While in Special Forces, because of that unique special operations military environment, I needed to become what I was not. I looked in the mirror, and saw I was not that type of person. What was I doing there? I had to achieve such a high level of intention, to stalk, to survive, to do what special ops does, that I wanted to run away. We had the training, the guidance, the process through the courses, instruction, and camaraderie. It was through Zen meditation, where I was able to visualize a new way of being.
To make the changes you want in your life, you have to visualize it, but you also have to have structure and guidance. I suggested toastmasters and debate team as inexpensive paths to achieve what you want to achieve. The fact that you resist those suggestions, is evidence to me, of the underlying problem.
These programs, offer you guidance, structure, training, peer support, encouragement, and a guided path to success, the outcome of which is greater self-esteem, assertiveness, and greater communication skills; you will become less shy.
So if these programs will not work for you. My question to you is, what will?
How do you want to change?
What will work for you?
How do you want to do it?
Thank you for sharing your thoughts and feelings with me.
The reason I recommended the toast masters, is that other than introducing yourself, you do not have to reveal intimate details about yourself or your feelings. From this remote site, I am unable to sit with you face to face to guide you, in activities you would need. Most activities require a group of some kind. So at least with toast masters, you develop the courage to speak up, and the confidence, self esteem, and assertiveness required to reach out with intimacy later on.

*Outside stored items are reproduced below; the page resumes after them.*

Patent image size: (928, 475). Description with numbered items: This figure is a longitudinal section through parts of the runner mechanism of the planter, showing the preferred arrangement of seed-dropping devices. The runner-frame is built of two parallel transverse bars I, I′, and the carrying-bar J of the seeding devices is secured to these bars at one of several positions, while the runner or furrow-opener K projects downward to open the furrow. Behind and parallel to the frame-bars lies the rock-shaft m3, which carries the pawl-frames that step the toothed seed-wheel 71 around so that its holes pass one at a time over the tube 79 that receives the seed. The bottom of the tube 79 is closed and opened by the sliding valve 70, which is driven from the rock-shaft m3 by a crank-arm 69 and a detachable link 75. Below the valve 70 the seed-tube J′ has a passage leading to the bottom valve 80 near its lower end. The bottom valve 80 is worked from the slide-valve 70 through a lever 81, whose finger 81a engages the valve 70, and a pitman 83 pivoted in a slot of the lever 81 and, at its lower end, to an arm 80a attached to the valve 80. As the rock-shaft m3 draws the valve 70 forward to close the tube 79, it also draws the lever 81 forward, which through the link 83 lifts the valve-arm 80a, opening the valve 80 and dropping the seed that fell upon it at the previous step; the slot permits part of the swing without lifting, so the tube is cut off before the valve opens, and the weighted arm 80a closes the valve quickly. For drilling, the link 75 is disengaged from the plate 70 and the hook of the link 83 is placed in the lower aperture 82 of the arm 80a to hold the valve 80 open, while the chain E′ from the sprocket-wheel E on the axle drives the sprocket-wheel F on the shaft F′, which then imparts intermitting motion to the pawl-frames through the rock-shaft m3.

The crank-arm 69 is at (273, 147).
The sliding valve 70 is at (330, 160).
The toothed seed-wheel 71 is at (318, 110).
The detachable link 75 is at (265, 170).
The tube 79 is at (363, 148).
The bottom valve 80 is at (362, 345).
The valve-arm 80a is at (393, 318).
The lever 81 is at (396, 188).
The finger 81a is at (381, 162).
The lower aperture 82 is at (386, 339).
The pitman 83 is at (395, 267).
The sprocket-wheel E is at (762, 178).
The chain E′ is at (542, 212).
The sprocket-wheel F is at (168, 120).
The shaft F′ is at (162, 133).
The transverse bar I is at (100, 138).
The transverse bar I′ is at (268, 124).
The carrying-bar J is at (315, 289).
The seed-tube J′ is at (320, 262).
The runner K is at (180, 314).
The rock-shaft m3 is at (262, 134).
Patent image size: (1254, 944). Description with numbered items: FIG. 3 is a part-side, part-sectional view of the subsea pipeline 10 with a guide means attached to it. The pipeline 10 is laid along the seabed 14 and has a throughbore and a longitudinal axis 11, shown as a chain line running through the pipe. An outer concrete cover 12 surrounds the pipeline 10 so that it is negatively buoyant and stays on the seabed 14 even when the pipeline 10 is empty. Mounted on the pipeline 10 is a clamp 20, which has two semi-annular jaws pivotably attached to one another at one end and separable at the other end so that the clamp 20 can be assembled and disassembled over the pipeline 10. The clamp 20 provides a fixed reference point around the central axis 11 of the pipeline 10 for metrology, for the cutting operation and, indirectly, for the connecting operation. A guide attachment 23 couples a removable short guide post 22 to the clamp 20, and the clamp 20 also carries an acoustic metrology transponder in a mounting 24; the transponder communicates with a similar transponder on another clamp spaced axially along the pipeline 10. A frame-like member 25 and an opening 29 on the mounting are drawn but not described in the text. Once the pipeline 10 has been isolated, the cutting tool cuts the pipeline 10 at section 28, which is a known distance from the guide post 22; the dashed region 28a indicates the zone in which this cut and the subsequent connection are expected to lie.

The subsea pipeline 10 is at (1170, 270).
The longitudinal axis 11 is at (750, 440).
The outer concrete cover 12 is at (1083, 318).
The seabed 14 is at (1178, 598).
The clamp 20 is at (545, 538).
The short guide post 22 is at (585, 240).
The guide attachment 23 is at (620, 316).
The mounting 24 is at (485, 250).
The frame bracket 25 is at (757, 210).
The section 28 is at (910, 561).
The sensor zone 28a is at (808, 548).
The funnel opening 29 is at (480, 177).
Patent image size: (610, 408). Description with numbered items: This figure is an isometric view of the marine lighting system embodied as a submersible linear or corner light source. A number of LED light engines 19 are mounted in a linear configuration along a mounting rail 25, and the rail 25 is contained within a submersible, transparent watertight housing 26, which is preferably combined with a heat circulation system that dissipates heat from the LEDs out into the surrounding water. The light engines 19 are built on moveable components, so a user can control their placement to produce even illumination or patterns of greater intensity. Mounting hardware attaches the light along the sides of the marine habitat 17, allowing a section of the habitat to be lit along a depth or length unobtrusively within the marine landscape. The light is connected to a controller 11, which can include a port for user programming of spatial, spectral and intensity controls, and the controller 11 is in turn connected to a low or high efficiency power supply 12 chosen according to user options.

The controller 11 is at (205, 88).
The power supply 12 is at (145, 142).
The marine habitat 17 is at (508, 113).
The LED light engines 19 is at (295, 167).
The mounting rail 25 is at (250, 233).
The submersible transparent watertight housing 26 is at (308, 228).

to do what I did, required courage and determination. But to get there, I like many others before me, had to go through a significant emotional event in order to do it.
My significant emotional event, was leading 12 men through patrols in the woods, and them depending on me. I failed them, and leadership would not let me out of the hot seat. I had to remain in charge, leading, and dealing with my own inadequacy while surrounded by peers, subordinates, and instructors. That provided me the motivation.
I was able to access that switch, by lots of positive self talk, attending Transactional Analysis Meetings, toast master meetings, and reading self help books. After about a dozen books, and finding a friend to talk to, I managed to be able to start meditating and praying. Positive self talk about how I wanted to be, and meditation, and talking to friends helped me to grow, and create a new me.
Repetition and redundancy. Avoiding negative people in my life, and associating with positive people, helped to get me to that place I wanted to be.
Perhaps if you are not ready to share verbally, you could join a martial arts class: Tae Kwon Do or Akido is best for this sort of thing. Tai Chi also works well.